What follows is an explanation of why this is wrong. My logic applies to:

  1. Total error performance standards which state that 95% (or 99%) of results should be within stated limits
  2. Measurement uncertainty performance standards which state that 95% (or 99%) of results should be within stated limits
  3. The above FDA standard which states that 98% of results should be within stated limits

One argument that surfaces for allowing results to be unspecified is that one cannot prove that 100% of results are within limits. This is of course true. But here’s the problem of using that fact to allow unspecified results.

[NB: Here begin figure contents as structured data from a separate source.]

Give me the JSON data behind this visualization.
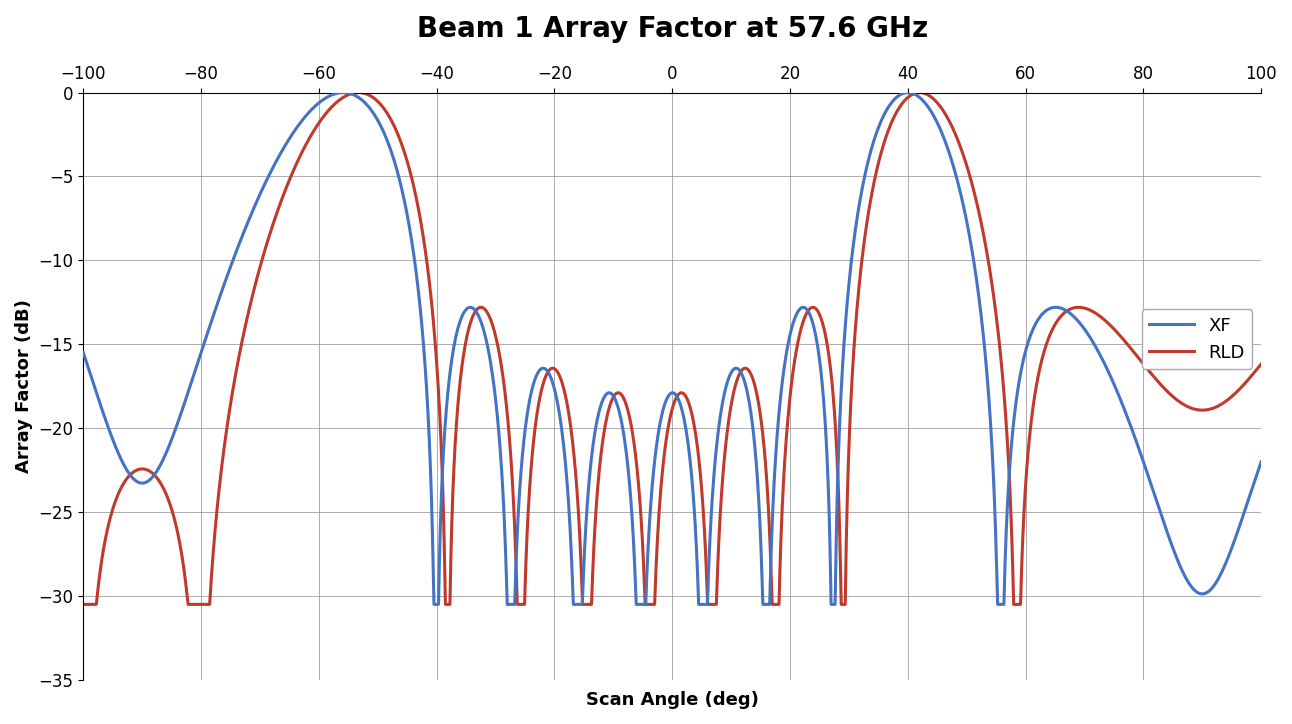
{
  "title": "Beam 1 Array Factor at 57.6 GHz",
  "xlabel": "Scan Angle (deg)",
  "ylabel": "Array Factor (dB)",
  "xlim": [
    -100,
    100
  ],
  "ylim": [
    -35,
    0
  ],
  "yticks": [
    0,
    -5,
    -10,
    -15,
    -20,
    -25,
    -30,
    -35
  ],
  "xticks": [
    -100,
    -80,
    -60,
    -40,
    -20,
    0,
    20,
    40,
    60,
    80,
    100
  ],
  "legend_labels": [
    "XF",
    "RLD"
  ],
  "xf_color": "#4472C4",
  "rld_color": "#C0392B",
  "background_color": "#FFFFFF",
  "title_fontsize": 20,
  "axis_label_fontsize": 13,
  "tick_fontsize": 12,
  "legend_fontsize": 13,
  "line_width": 2.2,
  "N_xf": 8,
  "d_xf": 0.68,
  "scan_xf": 40,
  "N_rld": 8,
  "d_rld": 0.68,
  "scan_rld": 42,
  "floor": -30.5
}
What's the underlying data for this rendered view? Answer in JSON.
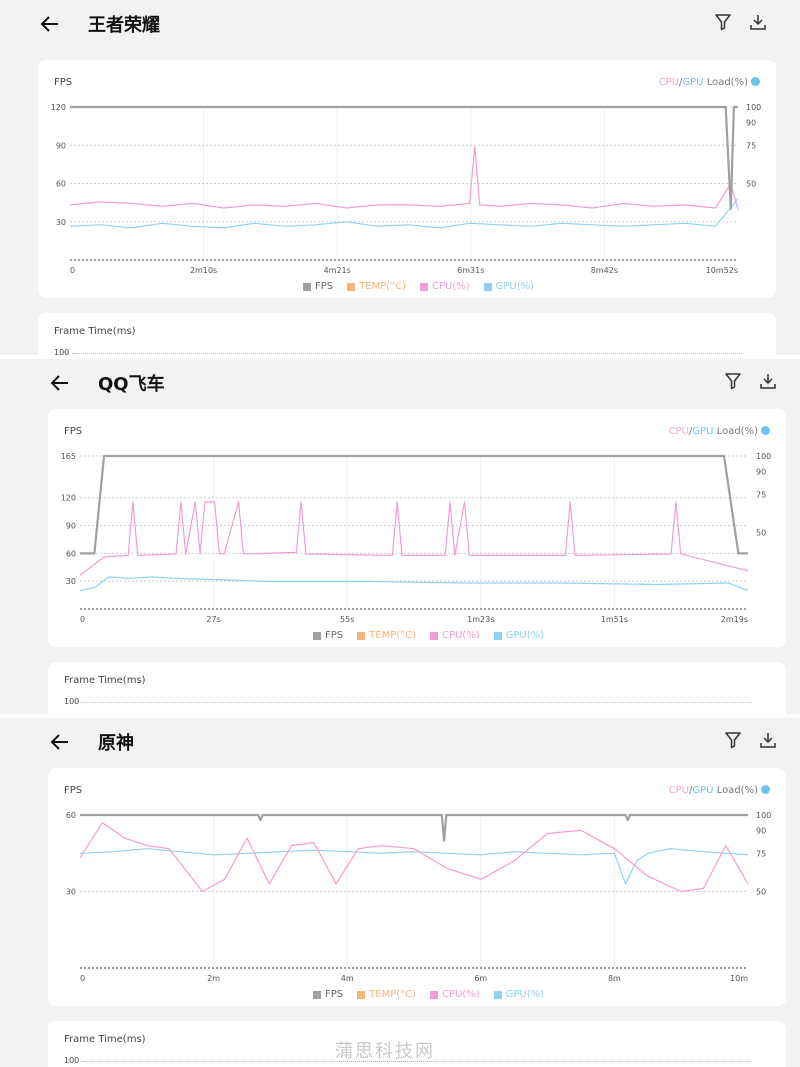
{
  "panels": [
    {
      "title": "王者荣耀",
      "fps_label": "FPS",
      "right_label_cpu": "CPU",
      "right_label_sep": "/",
      "right_label_gpu": "GPU",
      "right_label_rest": " Load(%)",
      "frametime_label": "Frame Time(ms)",
      "frametime_tick": "100",
      "legend": [
        "FPS",
        "TEMP(°C)",
        "CPU(%)",
        "GPU(%)"
      ]
    },
    {
      "title": "QQ飞车",
      "fps_label": "FPS",
      "right_label_cpu": "CPU",
      "right_label_sep": "/",
      "right_label_gpu": "GPU",
      "right_label_rest": " Load(%)",
      "frametime_label": "Frame Time(ms)",
      "frametime_tick": "100",
      "legend": [
        "FPS",
        "TEMP(°C)",
        "CPU(%)",
        "GPU(%)"
      ]
    },
    {
      "title": "原神",
      "fps_label": "FPS",
      "right_label_cpu": "CPU",
      "right_label_sep": "/",
      "right_label_gpu": "GPU",
      "right_label_rest": " Load(%)",
      "frametime_label": "Frame Time(ms)",
      "frametime_tick": "100",
      "legend": [
        "FPS",
        "TEMP(°C)",
        "CPU(%)",
        "GPU(%)"
      ]
    }
  ],
  "watermark": "蒲思科技网",
  "colors": {
    "fps": "#a0a0a0",
    "temp": "#f7b47a",
    "cpu": "#f29ed3",
    "gpu": "#8fd2ef",
    "legend_fps_text": "#666666"
  },
  "chart_data": [
    {
      "type": "line",
      "x_ticks": [
        "0",
        "2m10s",
        "4m21s",
        "6m31s",
        "8m42s",
        "10m52s"
      ],
      "y_left_ticks": [
        30,
        60,
        90,
        120
      ],
      "y_left_range": [
        0,
        120
      ],
      "y_right_ticks": [
        50,
        75,
        90,
        100
      ],
      "y_right_range": [
        0,
        100
      ],
      "duration_s": 652,
      "series": [
        {
          "name": "FPS",
          "axis": "left",
          "x": [
            0,
            640,
            645,
            648,
            652
          ],
          "y": [
            120,
            120,
            40,
            120,
            120
          ]
        },
        {
          "name": "CPU(%)",
          "axis": "right",
          "x": [
            0,
            30,
            60,
            90,
            120,
            150,
            180,
            210,
            240,
            270,
            300,
            330,
            360,
            390,
            395,
            400,
            420,
            450,
            480,
            510,
            540,
            570,
            600,
            630,
            645,
            652
          ],
          "y": [
            36,
            38,
            37,
            35,
            37,
            34,
            36,
            35,
            37,
            34,
            36,
            36,
            35,
            37,
            74,
            36,
            35,
            37,
            36,
            34,
            37,
            35,
            36,
            34,
            50,
            33
          ]
        },
        {
          "name": "GPU(%)",
          "axis": "right",
          "x": [
            0,
            30,
            60,
            90,
            120,
            150,
            180,
            210,
            240,
            270,
            300,
            330,
            360,
            390,
            420,
            450,
            480,
            510,
            540,
            570,
            600,
            630,
            652
          ],
          "y": [
            22,
            23,
            21,
            24,
            22,
            21,
            24,
            22,
            23,
            25,
            22,
            23,
            21,
            24,
            23,
            22,
            24,
            23,
            22,
            23,
            24,
            22,
            40
          ]
        }
      ]
    },
    {
      "type": "line",
      "x_ticks": [
        "0",
        "27s",
        "55s",
        "1m23s",
        "1m51s",
        "2m19s"
      ],
      "y_left_ticks": [
        30,
        60,
        90,
        120,
        165
      ],
      "y_left_range": [
        0,
        165
      ],
      "y_right_ticks": [
        50,
        75,
        90,
        100
      ],
      "y_right_range": [
        0,
        100
      ],
      "duration_s": 139,
      "series": [
        {
          "name": "FPS",
          "axis": "left",
          "x": [
            0,
            3,
            5,
            134,
            137,
            139
          ],
          "y": [
            60,
            60,
            165,
            165,
            60,
            60
          ]
        },
        {
          "name": "CPU(%)",
          "axis": "right",
          "x": [
            0,
            5,
            10,
            11,
            12,
            20,
            21,
            22,
            24,
            25,
            26,
            28,
            29,
            30,
            33,
            34,
            35,
            45,
            46,
            47,
            65,
            66,
            67,
            76,
            77,
            78,
            80,
            81,
            82,
            101,
            102,
            103,
            123,
            124,
            125,
            139
          ],
          "y": [
            22,
            34,
            35,
            70,
            35,
            36,
            70,
            36,
            70,
            36,
            70,
            70,
            36,
            36,
            70,
            36,
            36,
            37,
            70,
            36,
            35,
            70,
            35,
            35,
            70,
            35,
            70,
            35,
            35,
            35,
            70,
            35,
            36,
            70,
            36,
            25
          ]
        },
        {
          "name": "GPU(%)",
          "axis": "right",
          "x": [
            0,
            3,
            6,
            10,
            15,
            20,
            30,
            40,
            60,
            80,
            100,
            120,
            135,
            139
          ],
          "y": [
            12,
            14,
            21,
            20,
            21,
            20,
            19,
            18,
            18,
            17,
            17,
            16,
            17,
            12
          ]
        }
      ]
    },
    {
      "type": "line",
      "x_ticks": [
        "0",
        "2m",
        "4m",
        "6m",
        "8m",
        "10m"
      ],
      "y_left_ticks": [
        30,
        60
      ],
      "y_left_range": [
        0,
        60
      ],
      "y_right_ticks": [
        50,
        75,
        90,
        100
      ],
      "y_right_range": [
        0,
        100
      ],
      "duration_s": 600,
      "series": [
        {
          "name": "FPS",
          "axis": "left",
          "x": [
            0,
            160,
            162,
            164,
            325,
            327,
            329,
            490,
            492,
            494,
            600
          ],
          "y": [
            60,
            60,
            58,
            60,
            60,
            50,
            60,
            60,
            58,
            60,
            60
          ]
        },
        {
          "name": "CPU(%)",
          "axis": "right",
          "x": [
            0,
            20,
            40,
            60,
            80,
            110,
            130,
            150,
            170,
            190,
            210,
            230,
            250,
            270,
            300,
            330,
            360,
            390,
            420,
            450,
            480,
            510,
            540,
            560,
            580,
            600
          ],
          "y": [
            72,
            95,
            85,
            80,
            78,
            50,
            58,
            85,
            55,
            80,
            82,
            55,
            78,
            80,
            78,
            65,
            58,
            70,
            88,
            90,
            78,
            60,
            50,
            52,
            80,
            55
          ]
        },
        {
          "name": "GPU(%)",
          "axis": "right",
          "x": [
            0,
            30,
            60,
            90,
            120,
            150,
            180,
            210,
            240,
            270,
            300,
            330,
            360,
            390,
            420,
            450,
            480,
            490,
            500,
            510,
            530,
            560,
            600
          ],
          "y": [
            75,
            76,
            78,
            76,
            74,
            75,
            76,
            77,
            76,
            75,
            76,
            75,
            74,
            76,
            75,
            74,
            75,
            55,
            70,
            75,
            78,
            76,
            74
          ]
        }
      ]
    }
  ]
}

Using a glucose meter example, with truth = 30 mg/dL. Assume the glucose meter has a 5% CV and assume that the precision results are normally distributed. One can calculate the location of glucose meter errors using various SD multiples and also note their location in a Parkes error grid and the number of times 1 of these errors due to precision could occur.

Truth SD multiple Observed glucose Parkes grid Occurs 1 in
30 2 33 A zone 20
30 3 34.5 A zone 370
30 8 42 A zone 7E+14
30 22 63 C zone 1E+106


(To get an error in the E zone, an extremely dangerous result, would require 90 multiples of the standard deviation, and Excel refuses to tell me how rare this is). I think it’s clear that not specifying a portion of the results is not justified by worrying about precision and / or the normal distribution.

Now errors in higher zones of the Parkes error grid do occur including E zone errors and clearly this has nothing to do with precision. These errors have other causes by other sources such as interferences.

A better way to think of these errors are “attribute” errors – they either occur or don’t occur. For more on this, see: Krouwer JS. Recommendation to treat continuous variable errors like attribute errors. Clinical Chemistry and Laboratory Medicine 2006;44(7):797–798.

Note that one cannot prove that attribute errors won’t occur. But no one allows results to be unspecified the way clinical chemistry standards committees do. For example you don’t hear “we want 98% of surgeries to be performed on the correct organ on the correct patient.”